To get an exact (attention-inclusive) count for one step:

from torch.utils.flop_counter import FlopCounterMode

counter = FlopCounterMode(display=False)
with counter:
    loss = model(batch).loss
    loss.backward()
total_flops = counter.get_total_flops()          # fwd + bwd, real shapes
mfu = total_flops / step_time / (8 * 312e12)      # 8× A100

It will come out ~6% above 6N from the attention term.

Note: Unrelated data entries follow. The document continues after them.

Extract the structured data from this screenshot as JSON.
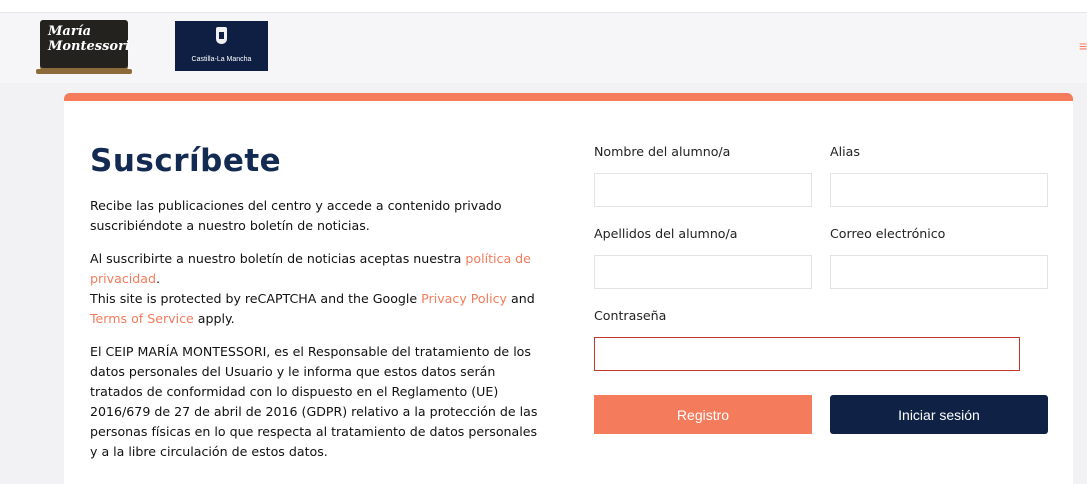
{
  "header": {
    "logo_montessori_line1": "María",
    "logo_montessori_line2": "Montessori",
    "logo_clm_text": "Castilla-La Mancha",
    "menu_icon": "hamburger-menu-icon",
    "menu_glyph": "≡"
  },
  "colors": {
    "accent": "#f47b5c",
    "navy": "#132a53",
    "button_dark": "#0f2245"
  },
  "subscribe": {
    "title": "Suscríbete",
    "intro": "Recibe las publicaciones del centro y accede a contenido privado suscribiéndote a nuestro boletín de noticias.",
    "policy_prefix": "Al suscribirte a nuestro boletín de noticias aceptas nuestra ",
    "policy_link": "política de privacidad",
    "policy_suffix": ".",
    "recaptcha_prefix": "This site is protected by reCAPTCHA and the Google ",
    "privacy_link": "Privacy Policy",
    "recaptcha_and": " and ",
    "terms_link": "Terms of Service",
    "recaptcha_suffix": " apply.",
    "legal": "El CEIP MARÍA MONTESSORI, es el Responsable del tratamiento de los datos personales del Usuario y le informa que estos datos serán tratados de conformidad con lo dispuesto en el Reglamento (UE) 2016/679 de 27 de abril de 2016 (GDPR) relativo a la protección de las personas físicas en lo que respecta al tratamiento de datos personales y a la libre circulación de estos datos."
  },
  "form": {
    "nombre_label": "Nombre del alumno/a",
    "nombre_value": "",
    "alias_label": "Alias",
    "alias_value": "",
    "apellidos_label": "Apellidos del alumno/a",
    "apellidos_value": "",
    "correo_label": "Correo electrónico",
    "correo_value": "",
    "contrasena_label": "Contraseña",
    "contrasena_value": "",
    "registro_button": "Registro",
    "login_button": "Iniciar sesión"
  }
}
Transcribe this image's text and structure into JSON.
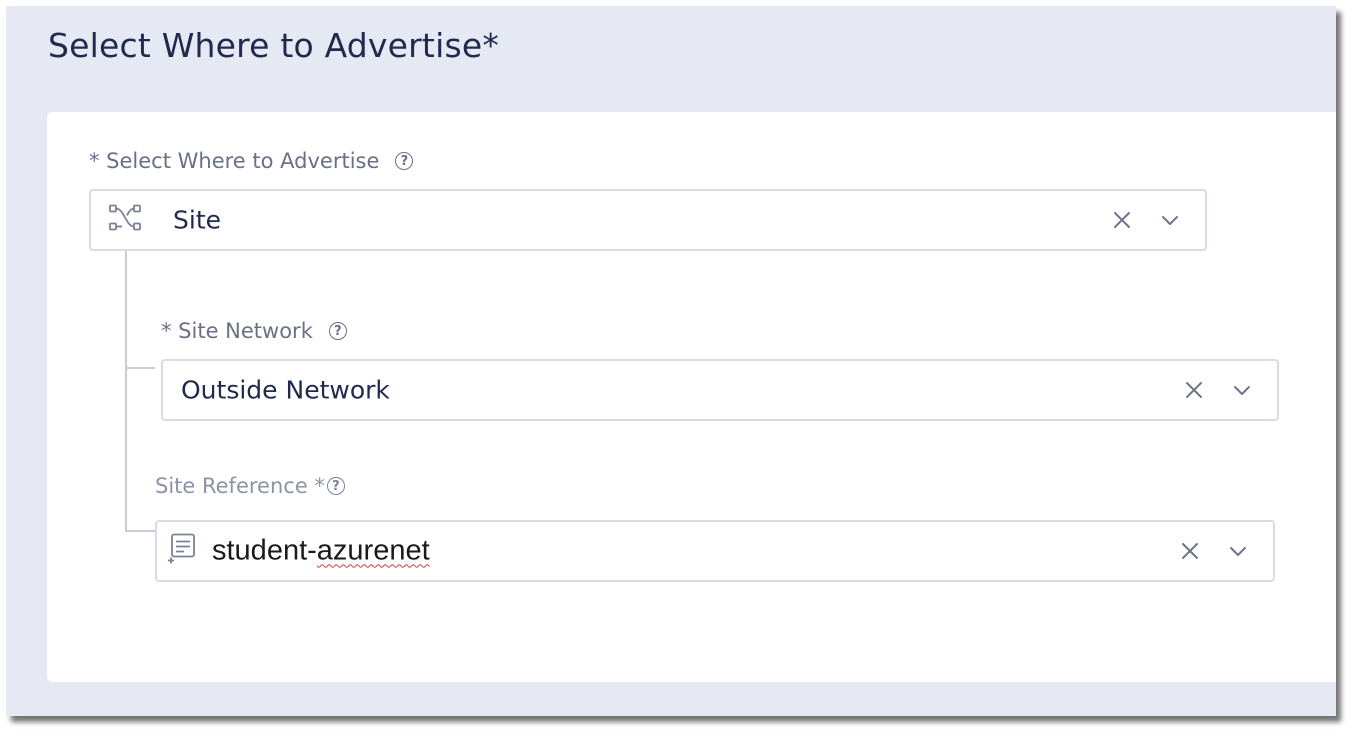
{
  "section": {
    "title": "Select Where to Advertise*"
  },
  "advertise_field": {
    "label": "* Select Where to Advertise",
    "value": "Site",
    "icon": "site-topology-icon"
  },
  "site_network_field": {
    "label": "* Site Network",
    "value": "Outside Network"
  },
  "site_reference_field": {
    "label": "Site Reference *",
    "value_prefix": "student-",
    "value_misspelled": "azurenet",
    "icon": "reference-list-icon"
  },
  "icons": {
    "help": "?",
    "clear": "clear-icon",
    "expand": "chevron-down-icon"
  },
  "colors": {
    "frame_bg": "#e6e8f4",
    "text": "#1f2a4d",
    "border": "#d9dce8"
  }
}
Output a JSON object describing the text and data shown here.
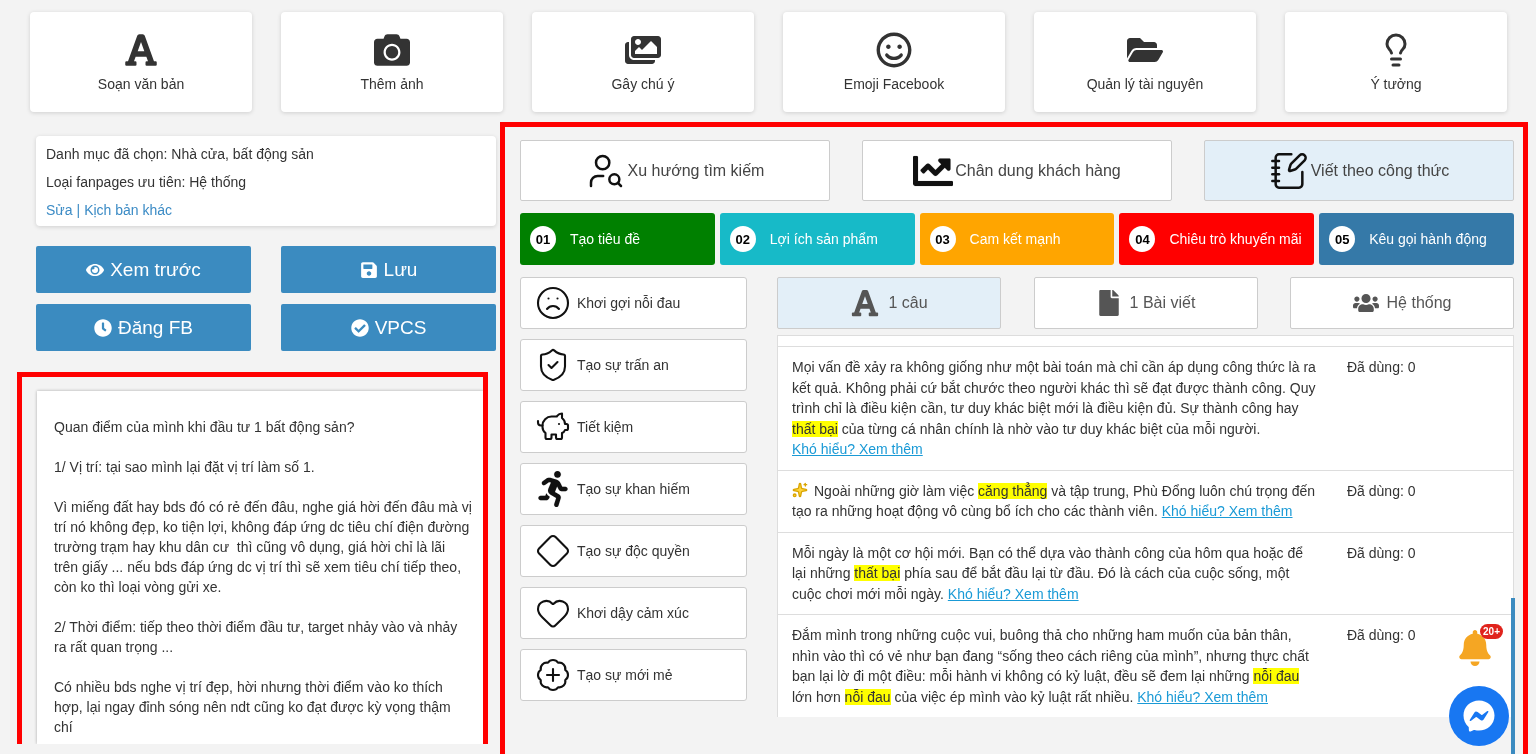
{
  "toolbar": [
    {
      "label": "Soạn văn bản"
    },
    {
      "label": "Thêm ảnh"
    },
    {
      "label": "Gây chú ý"
    },
    {
      "label": "Emoji Facebook"
    },
    {
      "label": "Quản lý tài nguyên"
    },
    {
      "label": "Ý tưởng"
    }
  ],
  "info": {
    "category": "Danh mục đã chọn: Nhà cửa, bất động sản",
    "fanpage": "Loại fanpages ưu tiên: Hệ thống",
    "links": [
      "Sửa",
      "Kịch bản khác"
    ],
    "separator": "|"
  },
  "actions": [
    {
      "label": "Xem trước"
    },
    {
      "label": "Lưu"
    },
    {
      "label": "Đăng FB"
    },
    {
      "label": "VPCS"
    }
  ],
  "draft": {
    "paragraphs": [
      "Quan điểm của mình khi đầu tư 1 bất động sản?",
      "1/ Vị trí: tại sao mình lại đặt vị trí làm số 1.",
      "Vì miếng đất hay bds đó có rẻ đến đâu, nghe giá hời đến đâu mà vị trí nó không đẹp, ko tiện lợi, không đáp ứng dc tiêu chí điện đường trường trạm hay khu dân cư  thì cũng vô dụng, giá hời chỉ là lãi trên giấy ... nếu bds đáp ứng dc vị trí thì sẽ xem tiêu chí tiếp theo, còn ko thì loại vòng gửi xe.",
      "2/ Thời điểm: tiếp theo thời điểm đầu tư, target nhảy vào và nhảy ra rất quan trọng ...",
      "Có nhiều bds nghe vị trí đẹp, hời nhưng thời điểm vào ko thích hợp, lại ngay đỉnh sóng nên ndt cũng ko đạt được kỳ vọng thậm chí"
    ]
  },
  "modes": [
    {
      "label": "Xu hướng tìm kiếm",
      "selected": false
    },
    {
      "label": "Chân dung khách hàng",
      "selected": false
    },
    {
      "label": "Viết theo công thức",
      "selected": true
    }
  ],
  "steps": [
    {
      "number": "01",
      "label": "Tạo tiêu đề",
      "color": "#008000"
    },
    {
      "number": "02",
      "label": "Lợi ích sản phẩm",
      "color": "#17bac8"
    },
    {
      "number": "03",
      "label": "Cam kết mạnh",
      "color": "#ffa500"
    },
    {
      "number": "04",
      "label": "Chiêu trò khuyến mãi",
      "color": "#ff0000"
    },
    {
      "number": "05",
      "label": "Kêu gọi hành động",
      "color": "#3579a8"
    }
  ],
  "strategies": [
    {
      "label": "Khơi gợi nỗi đau"
    },
    {
      "label": "Tạo sự trấn an"
    },
    {
      "label": "Tiết kiệm"
    },
    {
      "label": "Tạo sự khan hiếm"
    },
    {
      "label": "Tạo sự độc quyền"
    },
    {
      "label": "Khơi dậy cảm xúc"
    },
    {
      "label": "Tạo sự mới mẻ"
    }
  ],
  "formats": [
    {
      "label": "1 câu",
      "selected": true
    },
    {
      "label": "1 Bài viết",
      "selected": false
    },
    {
      "label": "Hệ thống",
      "selected": false
    }
  ],
  "suggestions": [
    {
      "sparkle": false,
      "segments": [
        {
          "text": "Mọi vấn đề xảy ra không giống như một bài toán mà chỉ cần áp dụng công thức là ra kết quả. Không phải cứ bắt chước theo người khác thì sẽ đạt được thành công. Quy trình chỉ là điều kiện cần, tư duy khác biệt mới là điều kiện đủ. Sự thành công hay ",
          "highlight": false
        },
        {
          "text": "thất bại",
          "highlight": true
        },
        {
          "text": " của từng cá nhân chính là nhờ vào tư duy khác biệt của mỗi người.",
          "highlight": false
        }
      ],
      "link": "Khó hiểu? Xem thêm",
      "used": "Đã dùng: 0"
    },
    {
      "sparkle": true,
      "segments": [
        {
          "text": "Ngoài những giờ làm việc ",
          "highlight": false
        },
        {
          "text": "căng thẳng",
          "highlight": true
        },
        {
          "text": " và tập trung, Phù Đổng luôn chú trọng đến tạo ra những hoạt động vô cùng bổ ích cho các thành viên.",
          "highlight": false
        }
      ],
      "link": "Khó hiểu? Xem thêm",
      "used": "Đã dùng: 0"
    },
    {
      "sparkle": false,
      "segments": [
        {
          "text": "Mỗi ngày là một cơ hội mới. Bạn có thể dựa vào thành công của hôm qua hoặc để lại những ",
          "highlight": false
        },
        {
          "text": "thất bại",
          "highlight": true
        },
        {
          "text": " phía sau để bắt đầu lại từ đầu. Đó là cách của cuộc sống, một cuộc chơi mới mỗi ngày.",
          "highlight": false
        }
      ],
      "link": "Khó hiểu? Xem thêm",
      "used": "Đã dùng: 0"
    },
    {
      "sparkle": false,
      "segments": [
        {
          "text": "Đắm mình trong những cuộc vui, buông thả cho những ham muốn của bản thân, nhìn vào thì có vẻ như bạn đang “sống theo cách riêng của mình”, nhưng thực chất bạn lại lờ đi một điều: mỗi hành vi không có kỷ luật, đều sẽ đem lại những ",
          "highlight": false
        },
        {
          "text": "nỗi đau",
          "highlight": true
        },
        {
          "text": " lớn hơn ",
          "highlight": false
        },
        {
          "text": "nỗi đau",
          "highlight": true
        },
        {
          "text": " của việc ép mình vào kỷ luật rất nhiều.",
          "highlight": false
        }
      ],
      "link": "Khó hiểu? Xem thêm",
      "used": "Đã dùng: 0"
    }
  ],
  "notifications": {
    "badge": "20+"
  }
}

GPU utilization is not MFU. The nvidia-smi / wandb "GPU util" figure (≈86% on this run) only measures whether a kernel was running, not how efficiently the tensor cores were fed. 86% util with 44% MFU is fully consistent — they are different axes. High util does tell us the GPU is compute-bound (only ~14% idle bubble), which means the checkpointing recompute is real, billed GPU time rather than free slack.

How this compares¶

For a 2.8B-class model on A100-generation hardware:

System	MFU	Notes
GPT-Simple (this run)	~44%	plain DDP + gradient checkpointing
PaLM (Google)	46%	the paper that coined MFU; considered excellent
Megatron-LM	50–55%	full tensor + pipeline parallelism
MosaicML LLM Foundry / MPT	50–55%	heavily tuned A100 stack
nanoGPT	35–45%	comparable single-node scope
"Typical" large-scale runs	30–50%	GPT-3 era reported range

Reaching ~44% with data parallelism alone — no tensor, pipeline, or sharded-optimizer parallelism — is a credible result. The remaining gap to Megatron is mostly what those frameworks buy with parallelism strategies GPT-Simple intentionally does not implement.

Levers¶

In rough order of payoff, to push the realized MFU higher:

Selective gradient checkpointing. Today checkpointing is all-or-nothing (a single flag applied to every layer — see src/gpt_simple/model.py). On 80GB you likely do not need to checkpoint all 34 layers. Checkpointing only the first k converts recompute FLOPs into throughput, moving MFU from ~44% toward the ~59% HFU ceiling. The realistic landing spot is ~50–55%, since fitting without full checkpointing may force a smaller batch (smaller GEMMs are less efficient).
python_reducer for DDP + compile — better overlap of the gradient all-reduce with the backward pass (see the compile + DDP notes in Training).
Fused AdamW (fused=True) — a cheap memory-bound-step win.
Faster GPUs. On H100 the same code is ~2.5–3× faster in absolute throughput; see Hardware tuning for the generation factors and fp8 notes.

Source of truth¶

These figures describe one specific run. The authoritative inputs are the code and config:

Run configuration: examples/configs/pretrain_2.8b_15b.yaml.
Model architecture and parameter count: src/gpt_simple/model.py.
A100 bf16 peak (312 TFLOPS dense) is NVIDIA's published spec; substitute your GPU's peak when computing MFU on other hardware (Hardware tuning has the table).